Sabes?; gosto de crer o universo como o que de mais poético existe. Por comparação, somente se lhe equiparam o sorriso da nossa filha e os suspiros e gemidos que como estrelas eclodindo lhe deram corpo. E não é um acreditar somente por acreditar. Antes uma certeza como a de te amar. Muitos dirão haver a mão de Deus nisso. Outros simplesmente que fruto da nossa vontade. Mas serão histórias. Estarão todos errados, embora pudéssemos equacionar o sermos onde acabamos sempre por nos termos atribuindo-lhe a inferência de valores duma energia primordial divina. Há matemática para isso, como para a da minha pituitária procurando-te no fervor de alguns dias ou para a elasticidade dos beijos prolongados que se repetem e já existiam antes mesmo de ocorrerem. Não sei se já te disse mas o universo acontece pela existência de forças de carga contrária e as galáxias e processos férteis pela relação de sistemas binários gravitando em torno uns dos outros graças às leis da atracção e gravidade, e que empurrados ou afastados por partículas invisíveis percorrendo toda a eternidade em proveito da criação de estabilidade e massa crítica essencial ao equilíbrio cósmico acabam por se fundir produzindo ou evitando sistemas mais amplos. Digamos que na plena e derradeira expressão do amor.
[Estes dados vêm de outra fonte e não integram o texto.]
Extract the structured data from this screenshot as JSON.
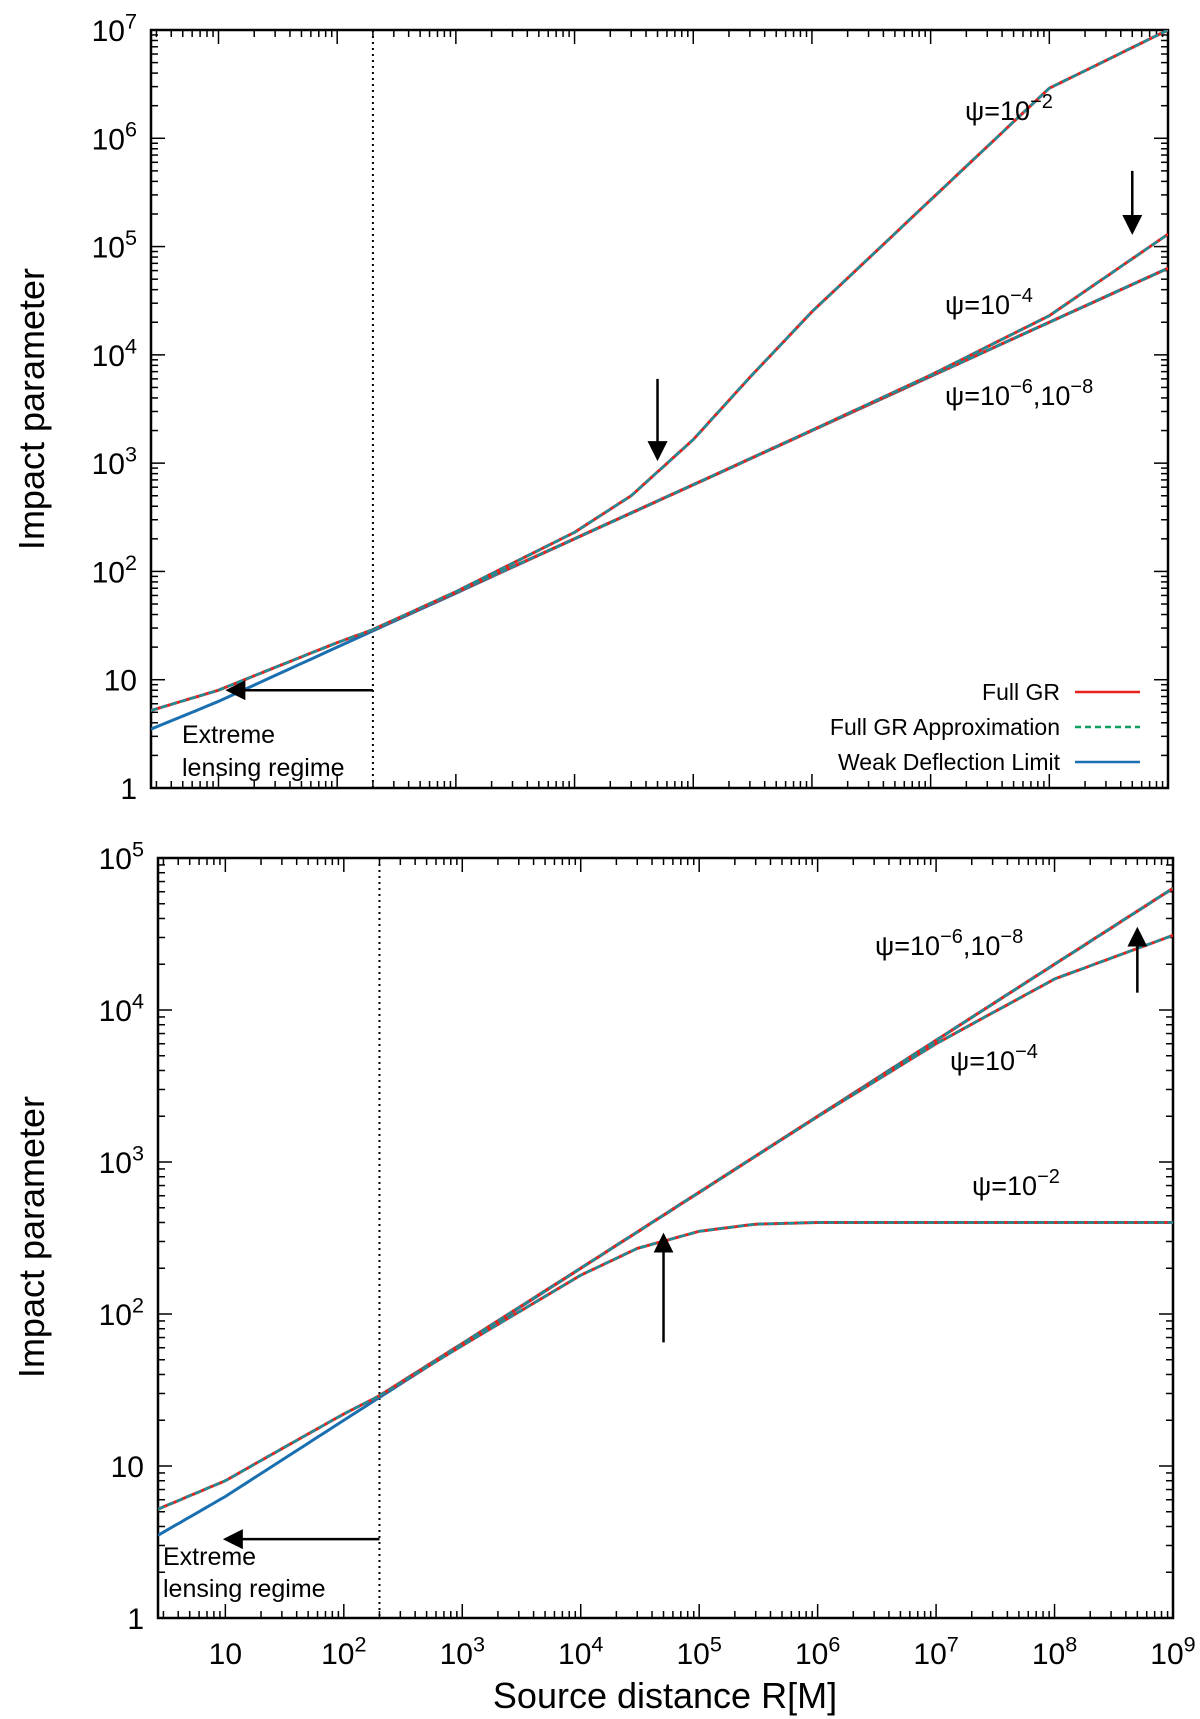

Talvez por esse mesmo motivo, para que me sinta pleno, uns dias necessite de viver a transmutação, não de ti em mim ou de eu em ti, que isso é fantasia de poetas, mas somente a de sermos o meio caminho que nos amacia a pele, para que ao nos descobrirmos tesão se abra o céu no qual voarmos ao encontro do infinito. Noutros dias, nos onde sou onde não me encontras, pois que o cosmos me requisita noutro hemisfério, basta-me escutar-te na repercussão do que deixamos sobre a cama, sermos meramente silêncio no qual tomarmos sem reticencias a extensão do vazio que naturalmente nos separa, para que no simples gesto do desejo aclarado possamos ser novamente sopro de luz na memória do que repetir, uma e outra vez, suavemente, como o lento enlace das galáxias, ou furiosamente, como o embate selvagem de planetas maiores. Quem sabe até, tornarmo-nos Deuses, quem sabe…  se o que me transporta até aí não é mais que energia criadora; não eu, não tu, mas o cosmos.

PBC

terça-feira, 11 de março de 2014

Cabeças em merda.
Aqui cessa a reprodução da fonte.